Les femmes — qui représentent en gros un tiers des réfugiés et des migrants somaliens et 13 pour cent de ceux d'origine éthiopienne — sont particulièrement à risque et peuvent être la cible de violences sexuelles ou de traite d'êtres humains. Les chiffres avancés par les agences partenaires qui surveillent le littoral yéménite laissent à penser qu'environ un quart de ceux qui tentent la traversée sont des enfants.
Les passeurs jettent souvent leurs passagers à la mer juste au large des côtes. Sur les milliers de réfugiés et de migrants qui font le voyage, 446 personnes auraient été tuées ou n’ont pu être retrouvées durant les trois dernières années. Il y a tout lieu de penser que ces chiffres sont inférieurs au nombre réel de décès étant donné que le HCR et ses partenaires ne peuvent guère intervenir dans ce qui n'est rien moins qu'une zone de guerre.

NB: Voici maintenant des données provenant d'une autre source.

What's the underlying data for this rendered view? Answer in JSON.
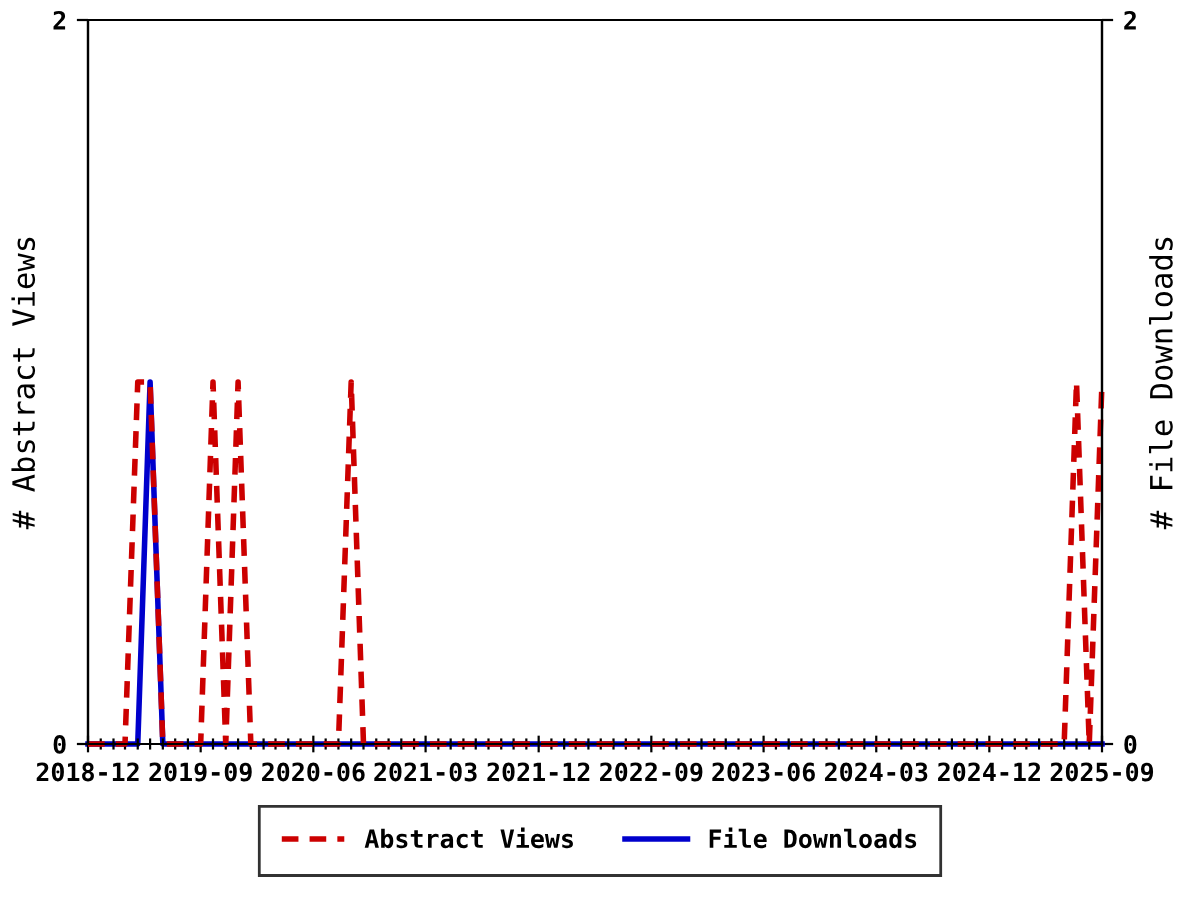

« Ils m'ont infligé de graves blessures et je ne pouvais même pas me faire soigner… Je suis malade, j'ai faim et je suis misérable ici. »
« Il n’y a rien pour moi ici et la vie est très dangereuse », dit une Éthiopienne qui a fait le voyage. « J’ai été tabassée le mois dernier par des gens qui cherchaient de l'argent et qui m'ont accusée d'avoir volé. Ils m'ont infligé de graves blessures et je ne pouvais même pas me faire soigner. J'ai dû attendre que les blessures guérissent d'elles-mêmes et ce n'est pas encore fini. Je suis malade, j'ai faim et je suis misérable ici. »
Le nœud du problème est qu'il est très difficile d'apporter une aide aux personnes dans le besoin dans un endroit aussi dangereux que le Yémen. Même si le mandat du HCR est de protéger les réfugiés, la notion même de sécurité est illusoire dans un pays en guerre. La capacité opérationnelle de l'Agence est considérablement entravée par l'insécurité, que ce soit pour son personnel, pour ses partenaires ou pour toutes les personnes à qui nous souhaiterions venir en aide.
Plus de 19 millions de personnes ont besoin d'une assistance humanitaire. C'est en partie parce qu'il est si difficile d’établir des filets de sécurité pour les réfugiés et les migrants dans un environnement aussi hostile que depuis longtemps, le HCR alerte les personnes en partance pour le Yémen des dangers qu’ils courent.
Selon différents rapports, la traversée coûterait entre 300 et 500 dollars mais en réalité, les risques d'extorsion exposent les voyageurs à perdre bien plus en chemin et l'on ne compte plus les récits de réfugiés et de migrants kidnappés dont les familles ont reçu des demandes de rançon.
Il est clair qu'un grand nombre des personnes qui entreprennent le voyage vers le Yémen ne sont pas conscientes des dangers qu'elles vont affronter. Les réseaux de passeurs minimisent les périls et les menaces qui guettent les gens peu habitués à voyager et ceux qui sortent vivants de ce calvaire ont rarement l'idée d'informer les leurs de ce qu'ils ont traversé. Le HCR s'engage à favoriser une meilleure prise de conscience de l'ensemble de ces risques.